Some fellow travelers amongst the Christian nationalists see the sharp differences. Isker's podcast cohost recognizes it, replying to a recent thread Wilson posted by explicitly saying that he, unlike Wilson, rejects propositional nationhood. Of course, as long as Wilson and others like him continue to promote these men, they will happily allow them despite their substantial differences because figures like Wilson enable the motte and bailey maneuver that these men use so effectively: When critics highlight some of their most alarming remarks, figures like Wilson assure everyone that "Christian nationalism" simply means a propositional affirmation that Christ is the Lord of all things, including politics, and if you like that then you're a Christian nationalist just like Wolfe, Isker, and Torba. This isn't true, but it is rhetorically useful for the latter three figures to pretend that it is.

To sum up, if you are supportive of propositional nationhood, if you are any kind of liberal (and there are varieties of liberalism beyond David French's procedural liberalism), if you are more positive about immigration, including the Ellis Island generation of immigrants, if you have a more nuanced attitude about globalization, or if you are not principally opposed to a more pluralistic, multi-ethnic vision of nations, then you should not call yourself a Christian nationalist because by Wolfe, Torba, and Isker's definition, you aren't. While you might align with "Christian nationalism" as articulated by Perry and Whitehead, that definition is so radically under-determined as to be basically useless for distinguishing amongst Christian political theologies.
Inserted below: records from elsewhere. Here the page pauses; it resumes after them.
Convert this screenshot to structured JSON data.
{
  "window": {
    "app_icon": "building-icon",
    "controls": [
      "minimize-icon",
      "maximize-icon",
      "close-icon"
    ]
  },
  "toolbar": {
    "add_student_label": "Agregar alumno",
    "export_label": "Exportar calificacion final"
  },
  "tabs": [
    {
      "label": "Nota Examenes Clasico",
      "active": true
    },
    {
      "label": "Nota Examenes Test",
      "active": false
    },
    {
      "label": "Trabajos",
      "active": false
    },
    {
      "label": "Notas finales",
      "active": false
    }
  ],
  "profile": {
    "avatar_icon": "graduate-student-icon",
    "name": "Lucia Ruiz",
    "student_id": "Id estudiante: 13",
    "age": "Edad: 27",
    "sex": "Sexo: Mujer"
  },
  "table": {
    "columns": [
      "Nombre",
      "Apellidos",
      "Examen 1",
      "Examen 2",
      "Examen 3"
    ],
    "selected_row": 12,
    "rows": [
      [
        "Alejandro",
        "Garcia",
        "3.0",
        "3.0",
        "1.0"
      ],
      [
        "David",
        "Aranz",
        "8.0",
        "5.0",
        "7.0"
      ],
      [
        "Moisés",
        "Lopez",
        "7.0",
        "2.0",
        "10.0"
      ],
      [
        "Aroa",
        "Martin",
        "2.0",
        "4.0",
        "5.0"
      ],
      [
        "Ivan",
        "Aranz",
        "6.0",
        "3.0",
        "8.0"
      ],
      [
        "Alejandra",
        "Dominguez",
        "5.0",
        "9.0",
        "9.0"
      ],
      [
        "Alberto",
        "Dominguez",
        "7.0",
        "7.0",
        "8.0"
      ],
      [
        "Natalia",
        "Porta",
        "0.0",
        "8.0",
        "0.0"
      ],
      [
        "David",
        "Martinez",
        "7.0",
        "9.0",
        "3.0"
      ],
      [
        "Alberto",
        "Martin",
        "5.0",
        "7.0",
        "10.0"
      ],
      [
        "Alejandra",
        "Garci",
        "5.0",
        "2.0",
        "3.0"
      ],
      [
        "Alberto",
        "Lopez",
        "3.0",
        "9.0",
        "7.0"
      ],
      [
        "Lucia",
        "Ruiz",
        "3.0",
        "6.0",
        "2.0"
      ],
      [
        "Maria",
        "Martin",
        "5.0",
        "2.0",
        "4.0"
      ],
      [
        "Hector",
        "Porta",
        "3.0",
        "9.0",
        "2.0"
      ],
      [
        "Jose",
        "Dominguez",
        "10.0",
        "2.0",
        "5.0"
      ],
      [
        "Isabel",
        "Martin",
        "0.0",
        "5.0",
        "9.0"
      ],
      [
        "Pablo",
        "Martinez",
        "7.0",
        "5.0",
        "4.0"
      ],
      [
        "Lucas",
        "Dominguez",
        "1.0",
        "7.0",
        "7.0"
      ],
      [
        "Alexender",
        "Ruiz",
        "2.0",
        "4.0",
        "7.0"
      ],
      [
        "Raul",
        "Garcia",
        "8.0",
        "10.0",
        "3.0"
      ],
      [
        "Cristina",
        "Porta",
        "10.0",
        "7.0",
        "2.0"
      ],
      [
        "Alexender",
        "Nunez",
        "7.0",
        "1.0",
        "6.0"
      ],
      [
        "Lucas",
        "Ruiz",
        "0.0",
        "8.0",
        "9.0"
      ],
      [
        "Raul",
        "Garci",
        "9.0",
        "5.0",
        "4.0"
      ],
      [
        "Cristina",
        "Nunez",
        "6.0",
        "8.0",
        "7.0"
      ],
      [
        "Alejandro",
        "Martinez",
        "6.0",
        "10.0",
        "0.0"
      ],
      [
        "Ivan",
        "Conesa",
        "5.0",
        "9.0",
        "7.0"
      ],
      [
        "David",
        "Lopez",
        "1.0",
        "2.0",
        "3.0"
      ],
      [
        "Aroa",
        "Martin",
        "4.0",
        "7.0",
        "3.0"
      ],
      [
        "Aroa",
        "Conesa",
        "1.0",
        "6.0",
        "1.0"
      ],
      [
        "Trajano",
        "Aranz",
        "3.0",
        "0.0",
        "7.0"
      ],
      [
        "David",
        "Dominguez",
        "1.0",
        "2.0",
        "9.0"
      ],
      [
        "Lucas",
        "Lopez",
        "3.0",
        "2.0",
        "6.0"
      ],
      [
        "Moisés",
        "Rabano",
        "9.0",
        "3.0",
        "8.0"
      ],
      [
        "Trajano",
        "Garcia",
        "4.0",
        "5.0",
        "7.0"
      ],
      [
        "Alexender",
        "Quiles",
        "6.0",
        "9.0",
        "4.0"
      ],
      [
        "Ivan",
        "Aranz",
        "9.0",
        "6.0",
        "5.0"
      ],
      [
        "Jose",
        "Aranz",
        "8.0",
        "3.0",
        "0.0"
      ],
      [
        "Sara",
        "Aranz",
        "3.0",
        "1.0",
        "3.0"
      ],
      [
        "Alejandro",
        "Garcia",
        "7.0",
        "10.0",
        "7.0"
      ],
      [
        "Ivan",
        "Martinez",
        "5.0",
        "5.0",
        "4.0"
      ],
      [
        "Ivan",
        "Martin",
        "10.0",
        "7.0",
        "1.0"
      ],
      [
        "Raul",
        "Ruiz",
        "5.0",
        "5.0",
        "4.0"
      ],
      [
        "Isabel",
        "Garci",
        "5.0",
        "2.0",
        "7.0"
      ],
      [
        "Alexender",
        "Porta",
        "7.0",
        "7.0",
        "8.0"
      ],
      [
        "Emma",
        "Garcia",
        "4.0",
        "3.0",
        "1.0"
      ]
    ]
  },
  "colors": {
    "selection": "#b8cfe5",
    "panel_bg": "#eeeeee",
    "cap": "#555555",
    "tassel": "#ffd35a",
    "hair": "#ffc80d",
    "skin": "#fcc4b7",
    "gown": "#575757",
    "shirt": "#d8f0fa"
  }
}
To put the matter in another way: If you want to ask better questions about the relationship between Christian doctrine and public life or regarding the relationship between church and state, if you are critical of libertarianism or progressivism, or if you are seeking to move past the dead consensus toward a more historically rooted Christian politics, that is all excellent. You just shouldn't call that project "Christian nationalism" because it will understandably be conflated with this other much more specific, far right illiberal project. Call it "cultural Christianity" or "commonwealth liberalism," or "Augustinian liberalism," or something else altogether. There's a universe of options beyond Reaganism, progressivism, and the ethno-nationalism of the Christian nationalists. But if this conversation is going to improve and move in better directions, then we must begin with having some agreed upon conceptual clarity around the concept of "Christian nationalism." With that established, we can finally have a conversation about Christianity and public life that doesn't just devolve into the inanities rightly identified last year by Smith.